Once the service is running, you can use ros service call with the `RunObjectTracker.srv` (located in dbot_ros_msgs) to trigger the service to track the desired object. You can call the service either for your own c++ ros node, a python node

or using the `roservice call` command.



### Run Tracker service via `rosservice call `

Here is an example on how to trigger the tracker service using the `rosservice call` command

```bash

$ rosservice call /object_tracker_service \

$ [

$   my_mug_box,

$   [object_meshes, object_models, mugbox.obj],

$   [

$     [0, 0, /XTOIN],

$     [

$       [0, 0, 0.7],

$       [0, 0, 0, 0]

$     ]

$   ]

$ ]"

```



Breaking down the above command line:

rosservice expects 

```bash

$ rosservice   "service message value"

```

Here `/object_tracker_service` is the tracker service topic name.
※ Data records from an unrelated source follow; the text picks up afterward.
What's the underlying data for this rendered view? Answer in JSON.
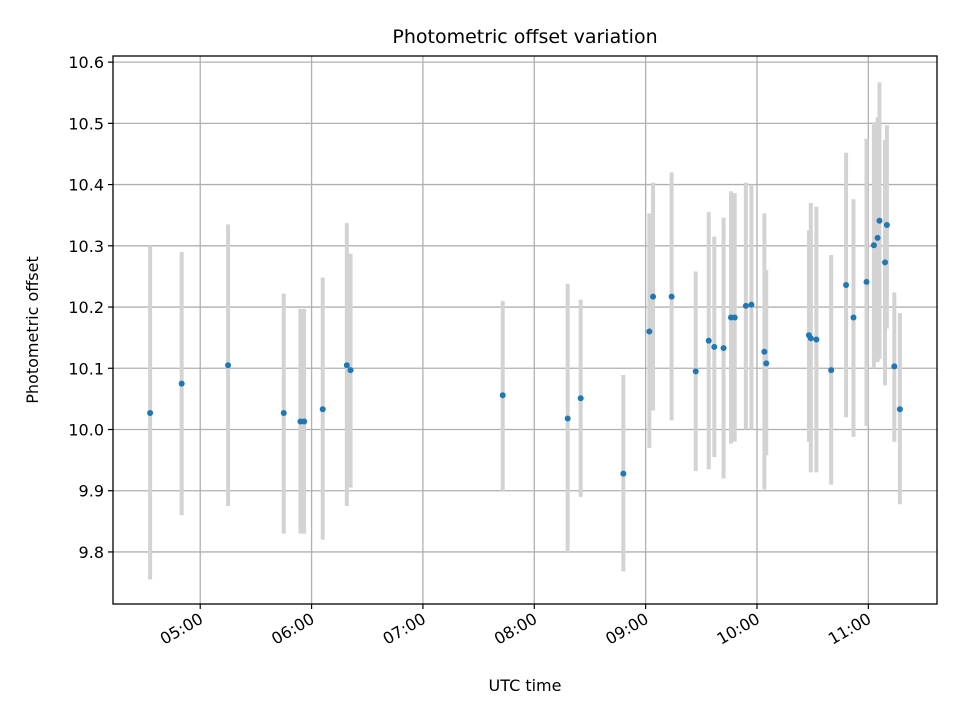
{
  "chart_data": {
    "type": "scatter",
    "title": "Photometric offset variation",
    "xlabel": "UTC time",
    "ylabel": "Photometric offset",
    "grid": true,
    "legend": "none",
    "x_unit": "UTC time (HH:MM)",
    "xlim": [
      "04:13",
      "11:37"
    ],
    "ylim": [
      9.715,
      10.61
    ],
    "x_ticks": [
      "05:00",
      "06:00",
      "07:00",
      "08:00",
      "09:00",
      "10:00",
      "11:00"
    ],
    "y_ticks": [
      "9.8",
      "9.9",
      "10.0",
      "10.1",
      "10.2",
      "10.3",
      "10.4",
      "10.5",
      "10.6"
    ],
    "colors": {
      "points": "#1f77b4",
      "error_bars": "#d3d3d3",
      "grid": "#b0b0b0"
    },
    "series": [
      {
        "points": [
          {
            "x": "04:33",
            "y": 10.027,
            "yerr_low": 9.755,
            "yerr_high": 10.3
          },
          {
            "x": "04:50",
            "y": 10.075,
            "yerr_low": 9.86,
            "yerr_high": 10.29
          },
          {
            "x": "05:15",
            "y": 10.105,
            "yerr_low": 9.875,
            "yerr_high": 10.335
          },
          {
            "x": "05:45",
            "y": 10.027,
            "yerr_low": 9.83,
            "yerr_high": 10.222
          },
          {
            "x": "05:54",
            "y": 10.013,
            "yerr_low": 9.83,
            "yerr_high": 10.197
          },
          {
            "x": "05:56",
            "y": 10.013,
            "yerr_low": 9.83,
            "yerr_high": 10.197
          },
          {
            "x": "06:06",
            "y": 10.033,
            "yerr_low": 9.82,
            "yerr_high": 10.248
          },
          {
            "x": "06:19",
            "y": 10.105,
            "yerr_low": 9.875,
            "yerr_high": 10.337
          },
          {
            "x": "06:21",
            "y": 10.097,
            "yerr_low": 9.905,
            "yerr_high": 10.287
          },
          {
            "x": "07:43",
            "y": 10.056,
            "yerr_low": 9.9,
            "yerr_high": 10.21
          },
          {
            "x": "08:18",
            "y": 10.018,
            "yerr_low": 9.798,
            "yerr_high": 10.238
          },
          {
            "x": "08:25",
            "y": 10.051,
            "yerr_low": 9.89,
            "yerr_high": 10.212
          },
          {
            "x": "08:48",
            "y": 9.928,
            "yerr_low": 9.768,
            "yerr_high": 10.089
          },
          {
            "x": "09:02",
            "y": 10.16,
            "yerr_low": 9.97,
            "yerr_high": 10.353
          },
          {
            "x": "09:04",
            "y": 10.217,
            "yerr_low": 10.031,
            "yerr_high": 10.403
          },
          {
            "x": "09:14",
            "y": 10.217,
            "yerr_low": 10.015,
            "yerr_high": 10.42
          },
          {
            "x": "09:27",
            "y": 10.095,
            "yerr_low": 9.932,
            "yerr_high": 10.258
          },
          {
            "x": "09:34",
            "y": 10.145,
            "yerr_low": 9.935,
            "yerr_high": 10.355
          },
          {
            "x": "09:37",
            "y": 10.135,
            "yerr_low": 9.955,
            "yerr_high": 10.315
          },
          {
            "x": "09:42",
            "y": 10.133,
            "yerr_low": 9.92,
            "yerr_high": 10.346
          },
          {
            "x": "09:46",
            "y": 10.183,
            "yerr_low": 9.977,
            "yerr_high": 10.389
          },
          {
            "x": "09:48",
            "y": 10.183,
            "yerr_low": 9.98,
            "yerr_high": 10.386
          },
          {
            "x": "09:54",
            "y": 10.202,
            "yerr_low": 10.0,
            "yerr_high": 10.403
          },
          {
            "x": "09:57",
            "y": 10.204,
            "yerr_low": 10.0,
            "yerr_high": 10.4
          },
          {
            "x": "10:04",
            "y": 10.127,
            "yerr_low": 9.902,
            "yerr_high": 10.353
          },
          {
            "x": "10:05",
            "y": 10.108,
            "yerr_low": 9.958,
            "yerr_high": 10.26
          },
          {
            "x": "10:28",
            "y": 10.154,
            "yerr_low": 9.98,
            "yerr_high": 10.325
          },
          {
            "x": "10:29",
            "y": 10.149,
            "yerr_low": 9.93,
            "yerr_high": 10.37
          },
          {
            "x": "10:32",
            "y": 10.147,
            "yerr_low": 9.93,
            "yerr_high": 10.364
          },
          {
            "x": "10:40",
            "y": 10.097,
            "yerr_low": 9.91,
            "yerr_high": 10.285
          },
          {
            "x": "10:48",
            "y": 10.236,
            "yerr_low": 10.02,
            "yerr_high": 10.452
          },
          {
            "x": "10:52",
            "y": 10.183,
            "yerr_low": 9.988,
            "yerr_high": 10.376
          },
          {
            "x": "10:59",
            "y": 10.241,
            "yerr_low": 10.006,
            "yerr_high": 10.475
          },
          {
            "x": "11:03",
            "y": 10.301,
            "yerr_low": 10.1,
            "yerr_high": 10.502
          },
          {
            "x": "11:05",
            "y": 10.313,
            "yerr_low": 10.11,
            "yerr_high": 10.51
          },
          {
            "x": "11:06",
            "y": 10.341,
            "yerr_low": 10.115,
            "yerr_high": 10.567
          },
          {
            "x": "11:09",
            "y": 10.273,
            "yerr_low": 10.072,
            "yerr_high": 10.473
          },
          {
            "x": "11:10",
            "y": 10.334,
            "yerr_low": 10.165,
            "yerr_high": 10.497
          },
          {
            "x": "11:14",
            "y": 10.103,
            "yerr_low": 9.98,
            "yerr_high": 10.224
          },
          {
            "x": "11:17",
            "y": 10.033,
            "yerr_low": 9.878,
            "yerr_high": 10.19
          }
        ]
      }
    ]
  }
}
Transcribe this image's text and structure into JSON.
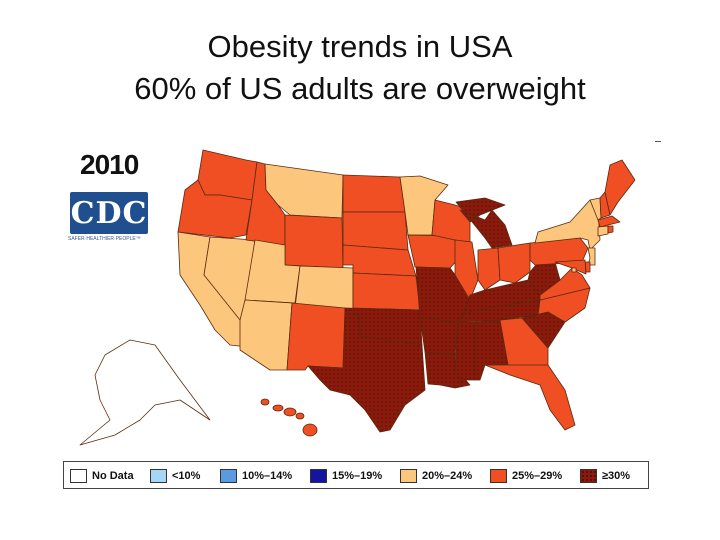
{
  "title": {
    "line1": "Obesity trends in USA",
    "line2": "60% of US adults are overweight"
  },
  "year": "2010",
  "logo": {
    "text": "CDC",
    "tagline": "SAFER·HEALTHIER·PEOPLE™"
  },
  "legend": [
    {
      "label": "No Data",
      "color": "#ffffff"
    },
    {
      "label": "<10%",
      "color": "#a6d6f5"
    },
    {
      "label": "10%–14%",
      "color": "#5a9ae0"
    },
    {
      "label": "15%–19%",
      "color": "#1414a0"
    },
    {
      "label": "20%–24%",
      "color": "#fcc77c"
    },
    {
      "label": "25%–29%",
      "color": "#ef4f22"
    },
    {
      "label": "≥30%",
      "color": "#8a1a0c"
    }
  ],
  "map": {
    "categories": {
      "20-24": "#fcc77c",
      "25-29": "#ef4f22",
      "30+": "#8a1a0c"
    },
    "states_20_24": [
      "CA",
      "NV",
      "UT",
      "AZ",
      "CO",
      "MT",
      "MN",
      "NY",
      "VT",
      "CT",
      "NJ",
      "DC"
    ],
    "states_25_29": [
      "WA",
      "OR",
      "ID",
      "WY",
      "NM",
      "ND",
      "SD",
      "NE",
      "KS",
      "IA",
      "WI",
      "IL",
      "IN",
      "OH",
      "PA",
      "VA",
      "NC",
      "GA",
      "FL",
      "ME",
      "NH",
      "MA",
      "RI",
      "DE",
      "MD",
      "HI"
    ],
    "states_30_plus": [
      "TX",
      "OK",
      "MO",
      "AR",
      "LA",
      "MS",
      "AL",
      "TN",
      "KY",
      "WV",
      "SC",
      "MI"
    ]
  }
}
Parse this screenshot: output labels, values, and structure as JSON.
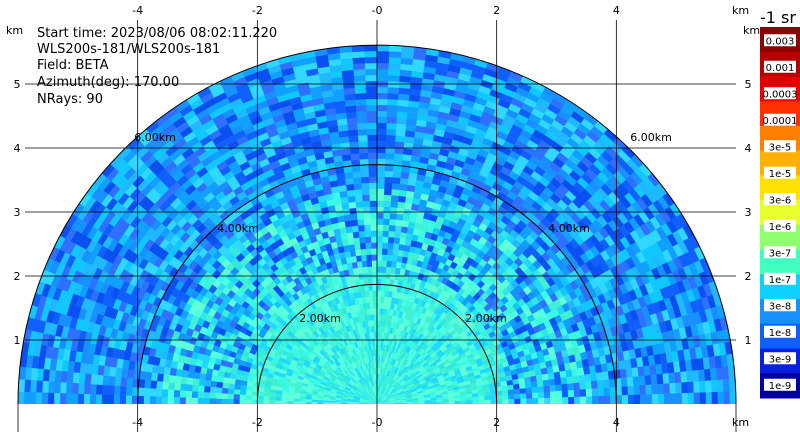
{
  "info": {
    "start_time": "Start time: 2023/08/06 08:02:11.220",
    "instrument": "WLS200s-181/WLS200s-181",
    "field": "Field: BETA",
    "azimuth": "Azimuth(deg): 170.00",
    "nrays": "NRays: 90"
  },
  "units_label": "-1 sr",
  "axis_unit": "km",
  "x_ticks": [
    "-4",
    "-2",
    "-0",
    "2",
    "4"
  ],
  "y_ticks": [
    "1",
    "2",
    "3",
    "4",
    "5"
  ],
  "ring_labels": [
    "2.00km",
    "4.00km",
    "6.00km"
  ],
  "colorbar": {
    "labels": [
      "0.003",
      "0.001",
      "0.0003",
      "0.0001",
      "3e-5",
      "1e-5",
      "3e-6",
      "1e-6",
      "3e-7",
      "1e-7",
      "3e-8",
      "1e-8",
      "3e-9",
      "1e-9"
    ],
    "colors": [
      "#8b0000",
      "#b30000",
      "#e00000",
      "#ff3000",
      "#ff8000",
      "#ffb000",
      "#ffe000",
      "#e8ff30",
      "#90ff70",
      "#40ffc0",
      "#10d0ff",
      "#1890ff",
      "#1060ff",
      "#0a20e0",
      "#0000a0"
    ]
  },
  "chart_data": {
    "type": "heatmap",
    "title": "",
    "xlabel": "km",
    "ylabel": "km",
    "xlim": [
      -6,
      6
    ],
    "ylim": [
      0,
      6
    ],
    "range_rings_km": [
      2,
      4,
      6
    ],
    "field": "BETA",
    "azimuth_deg": 170.0,
    "nrays": 90
  }
}
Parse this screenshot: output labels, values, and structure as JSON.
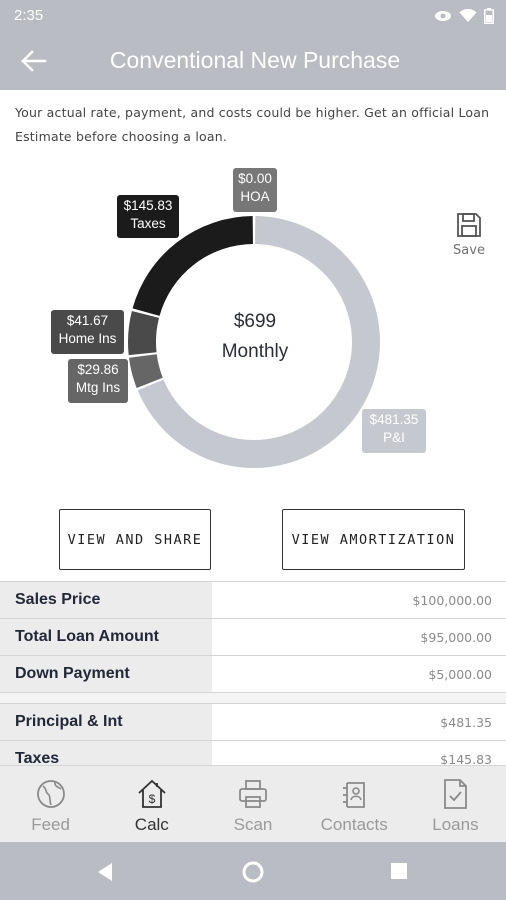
{
  "status_bar": {
    "time": "2:35"
  },
  "header": {
    "title": "Conventional New Purchase"
  },
  "disclaimer": "Your actual rate, payment, and costs could be higher. Get an official Loan Estimate before choosing a loan.",
  "summary": {
    "total": "$699",
    "period": "Monthly",
    "segments": [
      {
        "key": "pi",
        "amount": "$481.35",
        "label": "P&I",
        "value": 481.35,
        "color": "#c5c8ce"
      },
      {
        "key": "mtg",
        "amount": "$29.86",
        "label": "Mtg Ins",
        "value": 29.86,
        "color": "#666666"
      },
      {
        "key": "home",
        "amount": "$41.67",
        "label": "Home Ins",
        "value": 41.67,
        "color": "#4a4a4a"
      },
      {
        "key": "taxes",
        "amount": "$145.83",
        "label": "Taxes",
        "value": 145.83,
        "color": "#1b1b1b"
      },
      {
        "key": "hoa",
        "amount": "$0.00",
        "label": "HOA",
        "value": 0,
        "color": "#777777"
      }
    ]
  },
  "save": {
    "label": "Save"
  },
  "buttons": {
    "share": "VIEW AND SHARE",
    "amortization": "VIEW AMORTIZATION"
  },
  "loan_details": [
    {
      "label": "Sales Price",
      "value": "$100,000.00"
    },
    {
      "label": "Total Loan Amount",
      "value": "$95,000.00"
    },
    {
      "label": "Down Payment",
      "value": "$5,000.00"
    }
  ],
  "payment_details": [
    {
      "label": "Principal & Int",
      "value": "$481.35"
    },
    {
      "label": "Taxes",
      "value": "$145.83"
    }
  ],
  "nav": {
    "items": [
      {
        "label": "Feed",
        "icon": "globe-icon"
      },
      {
        "label": "Calc",
        "icon": "house-dollar-icon"
      },
      {
        "label": "Scan",
        "icon": "printer-icon"
      },
      {
        "label": "Contacts",
        "icon": "contacts-icon"
      },
      {
        "label": "Loans",
        "icon": "document-check-icon"
      }
    ],
    "active": "Calc"
  }
}
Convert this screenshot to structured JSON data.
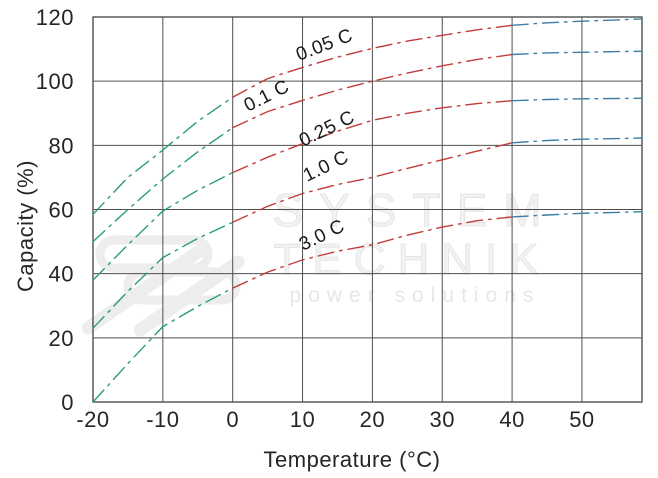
{
  "chart_data": {
    "type": "line",
    "title": "",
    "xlabel": "Temperature (°C)",
    "ylabel": "Capacity (%)",
    "xlim": [
      -20,
      58.6
    ],
    "ylim": [
      0,
      120
    ],
    "x_tick_labels": [
      "-20",
      "-10",
      "0",
      "10",
      "20",
      "30",
      "40",
      "50"
    ],
    "x_tick_values": [
      -20,
      -10,
      0,
      10,
      20,
      30,
      40,
      50
    ],
    "y_tick_labels": [
      "0",
      "20",
      "40",
      "60",
      "80",
      "100",
      "120"
    ],
    "y_tick_values": [
      0,
      20,
      40,
      60,
      80,
      100,
      120
    ],
    "grid": true,
    "legend": "none",
    "line_style": "dash-dot",
    "color_breakpoints_c": [
      0,
      40
    ],
    "colors": {
      "cold_below_0c": "#2a9c7c",
      "mid_0_to_40c": "#c23c3c",
      "hot_above_40c": "#3d7ea6",
      "grid": "#4f4f4f",
      "axis_text": "#262626",
      "curve_label_text": "#1a1a1a",
      "watermark": "#ececec"
    },
    "x": [
      -20,
      -15,
      -10,
      -5,
      0,
      5,
      10,
      15,
      20,
      25,
      30,
      35,
      40,
      45,
      50,
      55,
      58.6
    ],
    "series": [
      {
        "name": "0.05 C",
        "values": [
          58.5,
          70,
          78.5,
          87.5,
          95,
          100.8,
          104.3,
          107.5,
          110.2,
          112.5,
          114.3,
          116,
          117.4,
          118.2,
          118.7,
          119.1,
          119.4
        ],
        "label": {
          "x": 299,
          "y": 61,
          "angle": -21
        }
      },
      {
        "name": "0.1 C",
        "values": [
          50,
          60,
          69.5,
          78,
          85.5,
          90.5,
          94,
          97.2,
          100,
          102.5,
          104.8,
          106.8,
          108.3,
          108.8,
          109,
          109.2,
          109.3
        ],
        "label": {
          "x": 248,
          "y": 112,
          "angle": -27
        }
      },
      {
        "name": "0.25 C",
        "values": [
          38,
          49,
          59.5,
          66,
          71.5,
          76.3,
          80.5,
          84.4,
          87.8,
          90,
          91.7,
          93,
          93.9,
          94.3,
          94.5,
          94.6,
          94.7
        ],
        "label": {
          "x": 303,
          "y": 147,
          "angle": -26
        }
      },
      {
        "name": "1.0 C",
        "values": [
          23,
          34.5,
          45,
          51,
          56,
          61,
          65,
          67.8,
          70,
          72.8,
          75.5,
          78.2,
          80.8,
          81.5,
          81.9,
          82.1,
          82.3
        ],
        "label": {
          "x": 307,
          "y": 182,
          "angle": -26
        }
      },
      {
        "name": "3.0 C",
        "values": [
          0,
          12,
          23.5,
          29.8,
          35.5,
          40.5,
          44.3,
          47,
          49,
          52,
          54.5,
          56.5,
          57.7,
          58.3,
          58.8,
          59.1,
          59.3
        ],
        "label": {
          "x": 303,
          "y": 251,
          "angle": -26
        }
      }
    ]
  },
  "watermark": {
    "line1": "SYSTEM",
    "line2": "TECHNIK",
    "line3": "power solutions"
  }
}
What follows is the value of `RunObjectTracker.srv` service definition:



     [ObjectState]

     ObjectState = [name, ObjectOri, geometry_msgs/PoseStamped]

     ObjectOri = [package, directory, object_mesh.obj]

     geometry_msgs/PoseStamped = [header, geometry_msgs/Pose]

     header = [seq, stamp, frame_id]

     geometry_msgs/Pose = [position, orientation]

     position = [x, y, z]

     orientation = [qx, qy, qz, qw]

 

The tracking estimate is published under the topic `/object_tracker_service/object_state`.

 

### Tracker Service via rospy 

Here is a simple listing to trigger the object tracker service which is available at `dbot_ros/scripts/track_object_service_call_example.py`.



```python

#!/usr/bin/env python



import sys

import rospy

from std_msgs.msg import Header

from dbot_ros_msgs.srv import RunObjectTracker

from dbot_ros_msgs.msg import ObjectState

from dbot_ros_msgs.msg import ObjectOri

from geometry_msgs.msg import Point

from geometry_msgs.msg import Quaternion

from geometry_msgs.msg import Pose

from geometry_msgs.msg import PoseStamped



def track_object(object_name):

  print "Waiting for service..."

  rospy.wait_for_service("/object_tracker_service")



  try:

    run_object_tracker = rospy.ServiceProxy('/object_tracker_service', RunObjectTracker)



    # set initial pose

    pose = Pose(position=Point(0, 0, 0.7),

                orientation=Quaternion(0, 0, 0, 0))



    # set Object resource identifier to find the model

    ori = ObjectOri(package = "object_meshes",

                    directory="object_models",

                    name=object_name + ".obj")



    # construct the ObjectState message for the service call

    object_state = ObjectState(

            name=object_name,

            ori=ori,

            pose=PoseStamped(

                   pose=pose,

                   header=Header(seq=0, stamp=rospy.Time(0), frame_id='')))



    print "Calling tracker service to track the %s object" % object_name

    run_object_tracker(object_state)

  except rospy.ServiceException, e:

      print "Calling object tracker service failed: %s" % e



if __name__ == "__main__":

  track_object(sys.argv[1])

```

You can run the script as follows:

```bash

$ rosrun dbot_ros track_object_service_call_example.py MyDuck

```

Again, the tracking estimate is published under the topic `/object_tracker_service/object_state`.